A survey released by the public-private partnership Health Care Payment Learning & Action Network (LAN) showed that nearly 36% of total U.S. healthcare payments in 2018 went to APMs that required some type of financial accountability from providers, a slight increase from 2017. The survey features payers in traditional Medicare, Medicare Advantage, Medicaid and commercial plans.
“This progress is part of a continuing, big-picture trend in health care payment reform since the LAN was established in 2015,” the group said in a release. “Four years ago, one in four health care payments flowed through an APM, and today that ratio is one in three.”
The report broke APMs into four categories. The first category is fee-for-service with no link to quality, and the second covers fee-for-service payments linked to quality.
The third and fourth categories hold providers financially accountable for not meeting appropriate care measures or cost targets.
LAN found that 35.8% of total U.S. healthcare payments in 2018 were tied to an APM in category three or four, an increase from 34% in 2017. The survey found that 41% of healthcare dollars were sent to category one and 25% sent to category two. The percentage of payments to APMs differed based on the type of payer.

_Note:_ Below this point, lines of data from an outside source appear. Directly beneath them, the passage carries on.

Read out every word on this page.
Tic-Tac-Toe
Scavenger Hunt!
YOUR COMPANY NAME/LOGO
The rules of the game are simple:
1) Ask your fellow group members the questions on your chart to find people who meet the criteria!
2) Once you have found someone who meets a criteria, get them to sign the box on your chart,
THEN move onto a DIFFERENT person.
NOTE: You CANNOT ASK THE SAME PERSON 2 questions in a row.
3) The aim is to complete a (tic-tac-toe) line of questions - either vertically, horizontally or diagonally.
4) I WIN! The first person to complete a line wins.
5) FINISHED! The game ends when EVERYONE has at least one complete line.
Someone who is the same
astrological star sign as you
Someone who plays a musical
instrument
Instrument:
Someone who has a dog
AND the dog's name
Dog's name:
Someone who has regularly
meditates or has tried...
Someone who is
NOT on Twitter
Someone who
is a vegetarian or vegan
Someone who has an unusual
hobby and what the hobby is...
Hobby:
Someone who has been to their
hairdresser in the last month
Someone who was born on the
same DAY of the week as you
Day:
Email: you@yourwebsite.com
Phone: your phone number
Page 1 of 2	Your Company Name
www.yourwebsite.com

LAN examined data from the Centers for Medicare & Medicaid Services (CMS) and talked to 62 health plans and seven states for fee-for-service Medicaid.

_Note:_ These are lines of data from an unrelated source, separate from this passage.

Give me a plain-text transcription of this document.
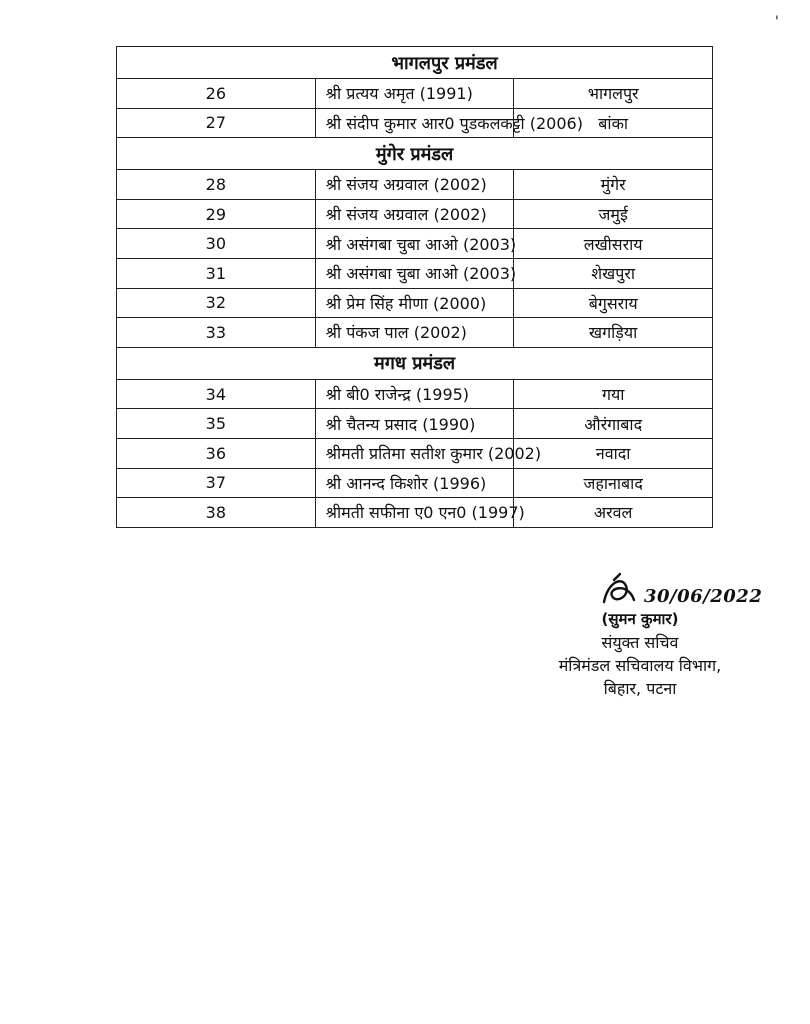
'
भागलपुर प्रमंडल		
26	श्री प्रत्यय अमृत (1991)	भागलपुर
27	श्री संदीप कुमार आर0 पुडकलकट्टी (2006)	बांका
मुंगेर प्रमंडल		
28	श्री संजय अग्रवाल (2002)	मुंगेर
29	श्री संजय अग्रवाल (2002)	जमुई
30	श्री असंगबा चुबा आओ (2003)	लखीसराय
31	श्री असंगबा चुबा आओ (2003)	शेखपुरा
32	श्री प्रेम सिंह मीणा (2000)	बेगुसराय
33	श्री पंकज पाल (2002)	खगड़िया
मगध प्रमंडल		
34	श्री बी0 राजेन्द्र (1995)	गया
35	श्री चैतन्य प्रसाद (1990)	औरंगाबाद
36	श्रीमती प्रतिमा सतीश कुमार (2002)	नवादा
37	श्री आनन्द किशोर (1996)	जहानाबाद
38	श्रीमती सफीना ए0 एन0 (1997)	अरवल
30/06/2022
(सुमन कुमार)
संयुक्त सचिव
मंत्रिमंडल सचिवालय विभाग,
बिहार, पटना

Medicare Advantage plans had 53.6% of their healthcare dollars in categories three and four, while traditional Medicare had nearly 41% of its payments in such APMs, the report said.
Meanwhile, commercial insurers surveyed had 30% of their dollars in high-risk APMs, and Medicaid had 23.3%.
CMS has sought to spur greater adoption of APMs and value-based care over the past couple of years. The agency recently put out a proposed overhaul to the 1989 Stark Law that bans self-referrals from physicians because of industry complaints it was hindering value-based care arrangements.
The survey showed a large enthusiasm for APMs among healthcare payers. LAN found 97% of respondents believe APMs will lead to better quality and 88% think they will cause more affordable care.